On unsteady motion of a rotating fluid bounded by flat porous plates

Abstract

In this paper, an investigation is made of the unsteady flow generated in a viscous, incompressible and homogeneous fluid bounded by (i) an infinite horizontal porous plate atz=0, or (ii) two infinite horizontal porous plates atz=0 andz=D. The fluid together with the plate(s) is in a state of solid body rotation with a constant angular velocity Ω about the z-axis normal to the plate(s), and additionally, the plate(s) performs non-torsional elliptic harmonic oscillations in its (their) own plane(s). A uniform suction or injection is introduced in the configurations through the porous plate(s) and its influence on the unsteady flow and the associated boundary layers is examined. The unsteady flow field as well as the associated boundary layers is obtained explicitly.
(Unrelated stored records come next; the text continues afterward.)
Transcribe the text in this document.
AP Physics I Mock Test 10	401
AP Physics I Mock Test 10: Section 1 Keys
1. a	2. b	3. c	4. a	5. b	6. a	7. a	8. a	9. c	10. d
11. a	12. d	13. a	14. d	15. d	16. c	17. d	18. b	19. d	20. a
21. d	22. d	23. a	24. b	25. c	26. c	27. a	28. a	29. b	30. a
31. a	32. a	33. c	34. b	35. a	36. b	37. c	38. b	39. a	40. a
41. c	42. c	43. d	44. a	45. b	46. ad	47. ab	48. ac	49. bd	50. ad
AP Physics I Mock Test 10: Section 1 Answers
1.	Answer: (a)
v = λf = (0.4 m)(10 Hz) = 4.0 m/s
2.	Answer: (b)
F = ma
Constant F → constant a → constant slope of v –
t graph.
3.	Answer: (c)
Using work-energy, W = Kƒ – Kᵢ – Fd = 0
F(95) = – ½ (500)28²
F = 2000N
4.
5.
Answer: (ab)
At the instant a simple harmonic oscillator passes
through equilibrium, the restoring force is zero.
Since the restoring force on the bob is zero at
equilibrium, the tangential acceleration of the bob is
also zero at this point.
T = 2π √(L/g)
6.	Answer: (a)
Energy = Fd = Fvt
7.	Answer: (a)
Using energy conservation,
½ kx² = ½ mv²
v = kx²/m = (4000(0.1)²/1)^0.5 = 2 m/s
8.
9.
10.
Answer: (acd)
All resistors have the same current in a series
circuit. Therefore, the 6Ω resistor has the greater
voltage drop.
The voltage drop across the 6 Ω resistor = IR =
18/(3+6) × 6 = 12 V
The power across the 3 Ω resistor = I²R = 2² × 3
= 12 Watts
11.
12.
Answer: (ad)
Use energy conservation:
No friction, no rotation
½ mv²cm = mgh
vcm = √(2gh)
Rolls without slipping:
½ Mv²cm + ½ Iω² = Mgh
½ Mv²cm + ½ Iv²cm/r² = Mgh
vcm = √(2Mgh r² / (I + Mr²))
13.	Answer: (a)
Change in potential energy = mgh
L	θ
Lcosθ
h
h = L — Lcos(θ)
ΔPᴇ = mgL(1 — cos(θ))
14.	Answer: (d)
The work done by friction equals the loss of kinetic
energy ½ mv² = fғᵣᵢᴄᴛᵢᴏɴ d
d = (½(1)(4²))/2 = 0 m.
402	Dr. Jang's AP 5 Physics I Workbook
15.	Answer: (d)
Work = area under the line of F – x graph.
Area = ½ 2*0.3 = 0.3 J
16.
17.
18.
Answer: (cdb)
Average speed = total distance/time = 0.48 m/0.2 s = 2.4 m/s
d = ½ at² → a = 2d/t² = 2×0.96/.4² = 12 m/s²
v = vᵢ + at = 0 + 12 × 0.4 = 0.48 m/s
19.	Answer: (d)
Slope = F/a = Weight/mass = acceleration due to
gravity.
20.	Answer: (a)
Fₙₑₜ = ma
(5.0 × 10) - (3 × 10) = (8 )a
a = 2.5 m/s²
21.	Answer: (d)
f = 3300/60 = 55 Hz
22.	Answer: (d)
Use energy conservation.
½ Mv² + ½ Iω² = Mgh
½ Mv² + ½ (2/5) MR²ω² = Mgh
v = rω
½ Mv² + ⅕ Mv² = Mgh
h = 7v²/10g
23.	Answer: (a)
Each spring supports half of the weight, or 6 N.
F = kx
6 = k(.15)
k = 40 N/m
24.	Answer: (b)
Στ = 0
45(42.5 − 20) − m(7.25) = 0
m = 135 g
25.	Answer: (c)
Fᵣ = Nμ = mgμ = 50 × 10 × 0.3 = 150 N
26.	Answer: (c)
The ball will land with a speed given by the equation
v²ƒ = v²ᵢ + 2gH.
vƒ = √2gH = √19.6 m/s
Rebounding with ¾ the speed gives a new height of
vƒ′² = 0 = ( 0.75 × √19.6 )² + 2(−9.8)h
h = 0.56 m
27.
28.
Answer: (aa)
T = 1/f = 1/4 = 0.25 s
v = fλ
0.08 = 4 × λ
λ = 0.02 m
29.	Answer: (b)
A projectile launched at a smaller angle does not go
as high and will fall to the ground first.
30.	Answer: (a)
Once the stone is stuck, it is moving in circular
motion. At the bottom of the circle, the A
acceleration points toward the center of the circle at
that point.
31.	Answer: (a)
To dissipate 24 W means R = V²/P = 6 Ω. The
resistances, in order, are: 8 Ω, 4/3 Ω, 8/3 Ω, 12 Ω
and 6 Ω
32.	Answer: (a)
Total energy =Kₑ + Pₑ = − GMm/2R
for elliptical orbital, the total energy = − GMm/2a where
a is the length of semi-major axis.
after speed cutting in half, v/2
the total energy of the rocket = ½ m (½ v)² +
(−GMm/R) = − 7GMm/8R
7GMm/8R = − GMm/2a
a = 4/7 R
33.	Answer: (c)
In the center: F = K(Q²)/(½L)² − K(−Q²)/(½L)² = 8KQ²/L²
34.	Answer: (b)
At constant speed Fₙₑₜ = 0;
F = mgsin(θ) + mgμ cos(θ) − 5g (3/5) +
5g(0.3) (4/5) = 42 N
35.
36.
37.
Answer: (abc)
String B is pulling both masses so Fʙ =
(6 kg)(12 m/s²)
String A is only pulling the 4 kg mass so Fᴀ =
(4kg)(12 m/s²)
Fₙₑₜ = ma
In contrast to the unsteady rotating flow without suction, solutions of the present problem with suction exhibit no resonant phenomena. It is shown that the suction is responsible for making the boundary layers thinner and for the elimination of the resonant phenomena. It is confirmed that the velocity field and the associated multiple boundary layers are significantly modified by suction. Physical significances of the mathematical results are discussed. Several limiting cases of interest are recovered from this analysis. The initial value problem for both the configurations is exactly solved by the Heaviside operational calculus combined with the theory of residues.